0

I have a dataframe like below:

import pandas as pd
import numpy as np
period0 = pd.date_range('1/1/2011', periods=50, freq='D')
period1 = pd.date_range('18/5/2012', periods=50, freq='D')
period2 = pd.date_range('7/11/2014', periods=50, freq='D')
df = pd.concat((pd.DataFrame(period0), pd.DataFrame(period1), pd.DataFrame(period2)), axis=0)

df['y'] = pd.DataFrame(np.random.rand(150,1))

These dates and periods are arbitrarily chosen to create some gaps and dates.
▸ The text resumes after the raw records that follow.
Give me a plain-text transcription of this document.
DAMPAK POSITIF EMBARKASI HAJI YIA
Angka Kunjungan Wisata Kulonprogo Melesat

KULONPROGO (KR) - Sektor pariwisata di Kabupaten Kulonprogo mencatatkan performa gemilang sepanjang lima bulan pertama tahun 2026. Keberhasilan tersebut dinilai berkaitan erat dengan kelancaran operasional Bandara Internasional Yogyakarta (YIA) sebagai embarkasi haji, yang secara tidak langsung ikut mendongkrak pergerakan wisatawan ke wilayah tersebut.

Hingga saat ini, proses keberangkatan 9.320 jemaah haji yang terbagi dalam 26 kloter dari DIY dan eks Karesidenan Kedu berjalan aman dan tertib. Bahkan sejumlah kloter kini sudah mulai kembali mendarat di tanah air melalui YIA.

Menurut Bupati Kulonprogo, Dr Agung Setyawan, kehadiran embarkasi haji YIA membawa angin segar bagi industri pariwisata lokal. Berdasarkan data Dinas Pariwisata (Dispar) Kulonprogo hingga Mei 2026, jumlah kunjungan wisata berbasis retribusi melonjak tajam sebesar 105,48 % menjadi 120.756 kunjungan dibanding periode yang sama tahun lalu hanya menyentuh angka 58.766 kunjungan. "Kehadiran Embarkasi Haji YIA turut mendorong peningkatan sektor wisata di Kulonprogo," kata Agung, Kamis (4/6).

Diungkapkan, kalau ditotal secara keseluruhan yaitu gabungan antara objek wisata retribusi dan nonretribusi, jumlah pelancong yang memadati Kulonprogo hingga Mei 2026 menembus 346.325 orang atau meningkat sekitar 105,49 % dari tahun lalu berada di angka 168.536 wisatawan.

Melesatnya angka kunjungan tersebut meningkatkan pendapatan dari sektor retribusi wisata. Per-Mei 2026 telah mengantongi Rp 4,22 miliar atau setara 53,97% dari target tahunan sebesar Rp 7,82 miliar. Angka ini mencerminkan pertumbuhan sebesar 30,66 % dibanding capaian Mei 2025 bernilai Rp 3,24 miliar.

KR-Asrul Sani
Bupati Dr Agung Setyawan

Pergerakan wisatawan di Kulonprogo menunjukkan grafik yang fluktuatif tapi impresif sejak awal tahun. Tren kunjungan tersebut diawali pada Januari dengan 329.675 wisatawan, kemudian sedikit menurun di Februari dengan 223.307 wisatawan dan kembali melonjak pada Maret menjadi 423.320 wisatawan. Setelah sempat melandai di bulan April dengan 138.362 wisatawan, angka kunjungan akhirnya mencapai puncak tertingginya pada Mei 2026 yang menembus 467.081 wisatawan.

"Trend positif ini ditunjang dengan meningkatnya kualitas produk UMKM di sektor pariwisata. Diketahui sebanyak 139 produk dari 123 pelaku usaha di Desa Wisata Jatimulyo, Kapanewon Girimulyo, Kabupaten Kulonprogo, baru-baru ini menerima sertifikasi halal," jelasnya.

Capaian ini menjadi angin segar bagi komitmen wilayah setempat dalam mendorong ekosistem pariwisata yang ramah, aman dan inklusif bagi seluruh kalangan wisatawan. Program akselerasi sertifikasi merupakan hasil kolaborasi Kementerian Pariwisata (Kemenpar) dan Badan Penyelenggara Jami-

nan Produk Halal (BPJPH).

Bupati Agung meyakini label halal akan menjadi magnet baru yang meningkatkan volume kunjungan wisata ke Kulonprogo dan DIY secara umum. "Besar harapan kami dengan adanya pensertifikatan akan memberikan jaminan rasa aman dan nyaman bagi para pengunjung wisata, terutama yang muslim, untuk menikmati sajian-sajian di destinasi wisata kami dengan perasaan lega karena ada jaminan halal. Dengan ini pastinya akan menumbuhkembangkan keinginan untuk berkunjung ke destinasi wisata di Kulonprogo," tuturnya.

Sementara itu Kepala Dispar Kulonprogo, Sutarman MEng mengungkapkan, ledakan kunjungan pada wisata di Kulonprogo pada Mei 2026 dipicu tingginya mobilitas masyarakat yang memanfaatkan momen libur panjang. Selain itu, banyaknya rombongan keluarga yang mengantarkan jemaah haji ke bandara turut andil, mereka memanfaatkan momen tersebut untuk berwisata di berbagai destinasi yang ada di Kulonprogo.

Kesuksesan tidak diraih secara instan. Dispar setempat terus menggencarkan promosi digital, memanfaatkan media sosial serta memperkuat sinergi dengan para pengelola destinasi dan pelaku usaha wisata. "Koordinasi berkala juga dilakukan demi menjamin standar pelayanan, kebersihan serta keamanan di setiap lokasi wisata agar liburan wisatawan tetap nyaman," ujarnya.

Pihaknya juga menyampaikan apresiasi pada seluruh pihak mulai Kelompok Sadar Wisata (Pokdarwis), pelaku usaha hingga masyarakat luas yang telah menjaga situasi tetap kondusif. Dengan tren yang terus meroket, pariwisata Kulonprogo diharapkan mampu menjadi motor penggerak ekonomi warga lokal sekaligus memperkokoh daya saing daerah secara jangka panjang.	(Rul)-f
When I try to plot the dataframe, matplotlib automatically draws a line in between the date gaps:

plt.plot(df[0], df['y'])

Result: enter image description here

I also tried to dotplot. But it didn't prevent the plot from creating the line:

plt.plot(df[0], df['y'], ':')

Result: enter image description here

And I also found a relevant question. Unfortunately, it didn't solve my problem.

So, what should I do?

Muser
  • 593
  • 1
  • 9
  • 23

2 Answers2

1

You should define values you do not want to see as NaN:

https://matplotlib.org/examples/pylab_examples/nan_test.html

For example:

df.index = df[0].astype('datetime64')
#defining df[0] as index

idx = pd.date_range(start = '1/1/2011', end = max(period2), freq='D')
#creating new index

df = df.reindex(idx)
#reindexing df - it preserves values from 'y'

plt.plot(df.index, df['y'])
#creating plot
cors
  • 527
  • 4
  • 11
  • Actually I'm not able to write a function for it. It's a bit hard for me, since I have multiple dataframes like this. Could you please add some pseudo code? – Muser Jan 06 '19 at 21:31
  • The code works. Thanks for this valuable code. I really appreciate it. But when I try to run the code multiple times, I get this error: `ValueError: cannot reindex from a duplicate axis` – Muser Jan 07 '19 at 06:48
  • @ImportanceOfBeingErnest reindex(idx) adds new indexes and for rows with no data in df['y] procudes NaN – cors Jan 07 '19 at 08:35
  • My previous comment was meant to help improving the answer. – ImportanceOfBeingErnest Jan 07 '19 at 10:27
1

If you can't modify your existing index, you could try :

df.groupby(pd.Grouper(key=0, freq='1D'))['y'].last().plot()
geof2832
  • 136
  • 3